William and Octavia Apthorp Mansion // 1885

This unique four-story brick townhouse on Otis Place in Beacon Hill, Boston, was built in 1885 by the architectural firm of Rotch & Tilden for Mrs. Octavia L. Apthorp and her husband, William F. Apthorp. Elevated on a tall brick basement, the exterior of the house is richly detailed with masonry decoration in what has become known as the “panel brick” style; with an elaborate brick entrance archway, paneled pilasters at the third floor, and vertical brick lintels above the windows. Over the ground floor windows near the entrance, iron grates with spear-like finials give the design a Medieval/English Queen Anne presence. William F. Apthorp was the only son of Robert Apthorp, a prominent Boston attorney and abolitionist who lived across the street at 2 Otis Place. William was a pianist and teacher at the New England Conservatory of Music and writer who married Octavia (sometimes spelled Octavie) Loir Iasigi in 1876, she was also from a well-connected Beacon Hill family.

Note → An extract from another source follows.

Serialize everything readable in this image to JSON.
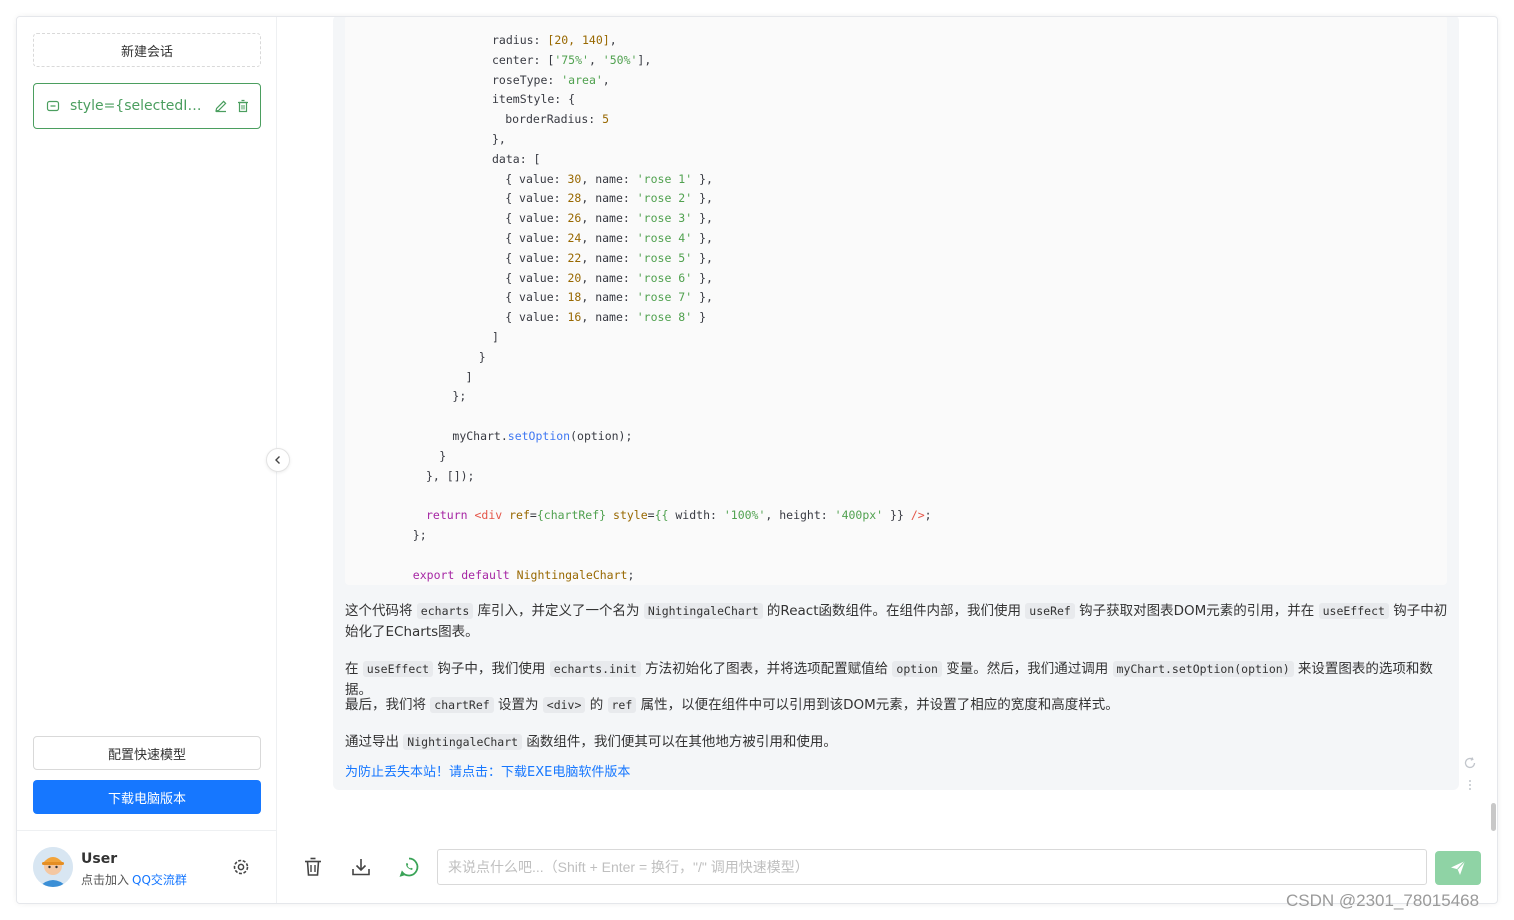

Mrs. Martin’s School – Jenks & Gaugengigl Studio // 1872

This unique three-story building on Otis Place in Beacon Hill, Boston, was actually constructed in 1872 by owner/architect, Abel C. Martin (1831-1879) as a school run by his wife, Clara Barnes Martin (1838-1886). Clara B. Martin was born in Maine to Phineas Barnes, a prominent publisher in Portland, who educated his daughter at the best schools. She in turn, became a writer and educator herself, writing a book about Mount Desert Island in Maine and publishing articles in national papers, along with operating a school in this building, designed and owned by her husband as they lived next door. After Clara died in 1886, the property was sold by the Martin heirs and in 1895, renovated into artist studios with two floors of large windows to provide natural light for the work inside. The building was owned and operated as artist studios by Ignatz M. Gaugengigl (1855-1932), a Bavarian-born artist who spent most of his professional life in Boston and was a prominent member of The Boston School, and Phoebe Jenks (1847 – 1907), a portrait painter who divided her career between New York and Boston. The building, while heavily altered, showcases the history of the Beacon Hill Flat neighborhood, which, during the late 19th and early 20th centuries, became a popular place for artists and Bohemians, who renovated existing houses and stables in the Arts and Crafts, neo-Federal and other fashionable styles into loft spaces and studios. The 1895 renovation was undertaken by architect, Edgar Allen Poe Newcomb, who was the nephew of sculptor, Thomas Ball, likely providing him insight into the design of artist studios.

Braman-Cabot House // 1869

This charming residence is one of a few hidden houses tucked away on Mt. Vernon Square in Boston’s Beacon Hill. The small enclave of four houses with a stable was developed in 1869 by the partnership of builder Daniel Davies and Grenville T. W. Braman, a businessman turned real estate developer in the mid-late 19th century. The residence pictured is today known as 3 Mt. Vernon Square, but was once a double-house that was rented to families by Braman before they were sold off to separate owners. In 1903, Philip Cabot (1872-1941), a member of the wealthy Cabot Family of Boston, purchased both 3 and 4 Mt. Vernon Square and had the homes combined to a single-family home for his family. It is unclear who was hired as architect, but the property was renovated with a new central entrance, full third floor faced with stucco replacing the former mansard roof, diamond-pane and blind arched windows, and a decorative metal or cast-stone panel inlaid in the facade. Philip was married to Lucy Fuller but filed for divorce in 1910 after she deserted him according to local papers, and in 1911, she married Winthrop Ames, of the wealthy Ames Family of North Easton, Massachusetts. Philip Cabot also remarried, and sold the house on Mount Vernon Square to Frank Washburn Grinnell, a successful attorney.